No answer came. No divine judgment. No tunnel of light. Just the void, stretching endlessly in all directions that didn't exist.
Time had no meaning here. He might have drifted for seconds or centuries. There was no way to measure it, no way to mark the passage of anything in a place where nothing passed.
I suppose this is better than I deserved. I lived selfishly. Died doing one good thing. Maybe that's enough to earn... whatever this is.
He tried to remember details of his life—his apartment, his job, his routine—but they were already fading like dreams upon waking. Faces blurred. Names slipped away. Soon there would be nothing left but the core of who he was: a lonely man who saved a child.

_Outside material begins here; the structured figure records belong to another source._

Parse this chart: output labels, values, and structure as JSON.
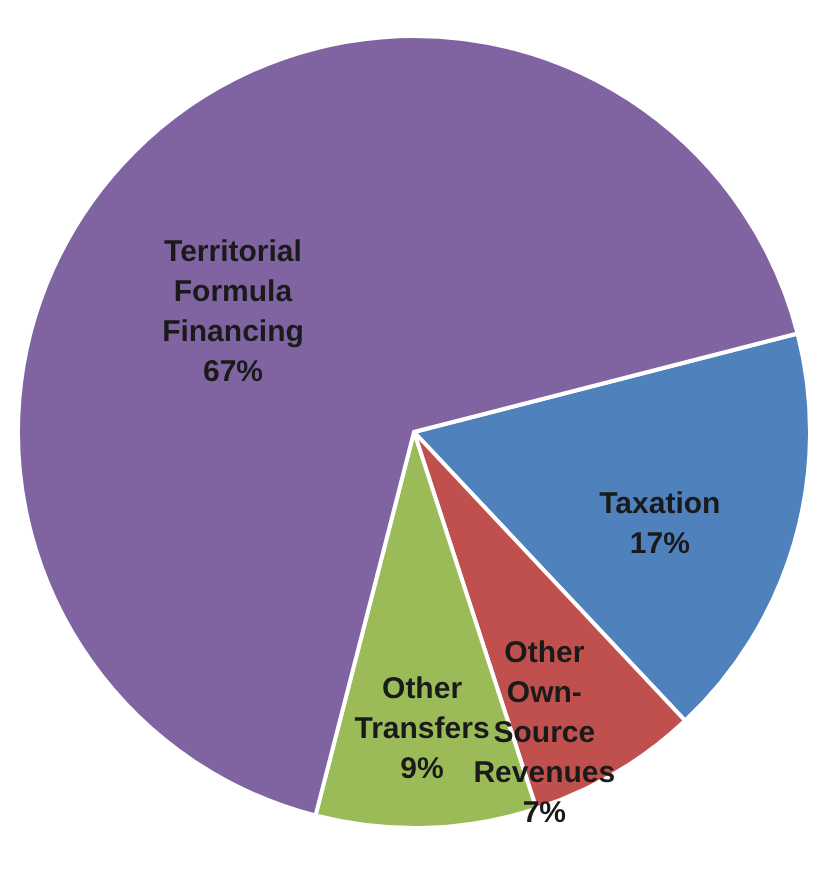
{
  "chart_data": {
    "type": "pie",
    "categories": [
      "Taxation",
      "Other Own-Source Revenues",
      "Other Transfers",
      "Territorial Formula Financing"
    ],
    "values": [
      17,
      7,
      9,
      67
    ],
    "colors": [
      "#4f81bd",
      "#c0504d",
      "#9bbb59",
      "#8064a2"
    ],
    "value_labels": [
      "17%",
      "7%",
      "9%",
      "67%"
    ],
    "legend": false
  }
}
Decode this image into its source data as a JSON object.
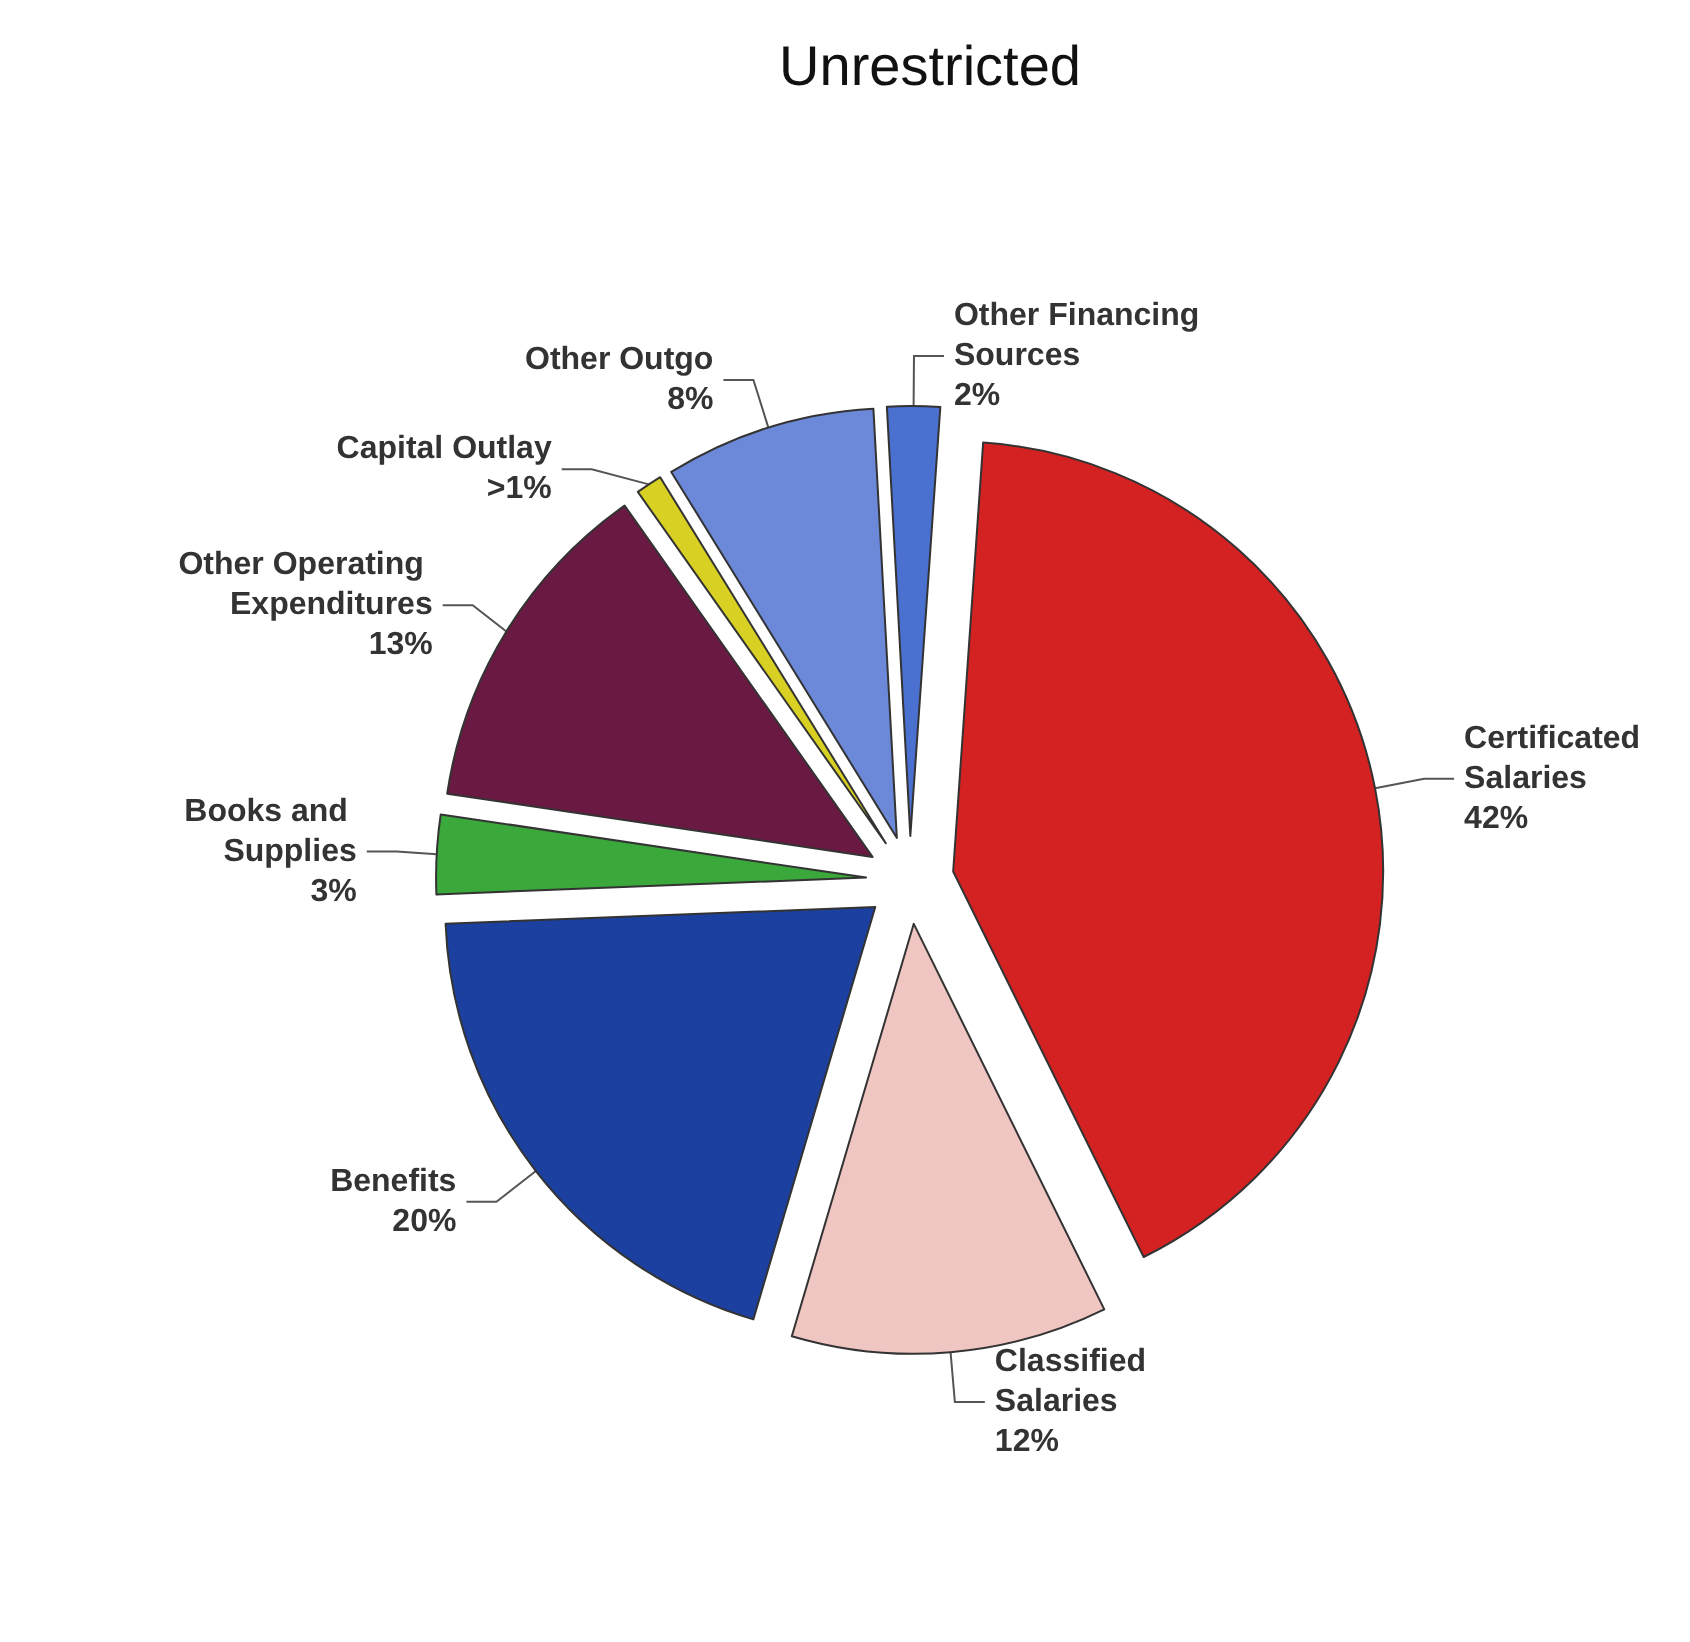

Will I disappear completely? Is this what comes after?
The thought didn't frighten him. After forty-two years of feeling invisible, maybe true invisibility was fitting. Maybe this was peace.
Then—
LIGHT.
Something blazed across the void like a meteor, trailing particles of impossible colors—gold and silver and hues that didn't exist in any spectrum known to living eyes. It moved with purpose, tearing through the nothingness like a knife through fabric.
Yamada's consciousness recoiled instinctively. What—
The light seemed to sense him. It curved in its trajectory, bending impossibly, tracking toward his position like a heat-seeking missile.
No—wait—
There was nowhere to go. No body to move. No way to flee.
The light struck him with the force of a cosmic hammer.
Pain—
Not physical pain, but something deeper. Something fundamental. His consciousness, his very self, compressed and twisted and changed. He felt himself being torn apart and reassembled, unmade and reformed, scattered across dimensions he couldn't comprehend and then snapped back together.
What's happening to me?!
The light wrapped around him, through him, becoming him. He felt something vast and incomprehensible trying to integrate with his soul. Information flooded his mind—too much, too fast. Glimpses of other worlds, other lives, other possibilities. Chains of cause and effect stretching across realities. The weight of infinite choices and infinite consequences.
And beneath it all, a single purpose:
PROTECT.
The word resonated through his entire being like a bell tolling in an empty cathedral.
NURTURE.
Another toll, deeper, more profound.
SURVIVE.
The final toll shattered something in the void, and reality exploded around him.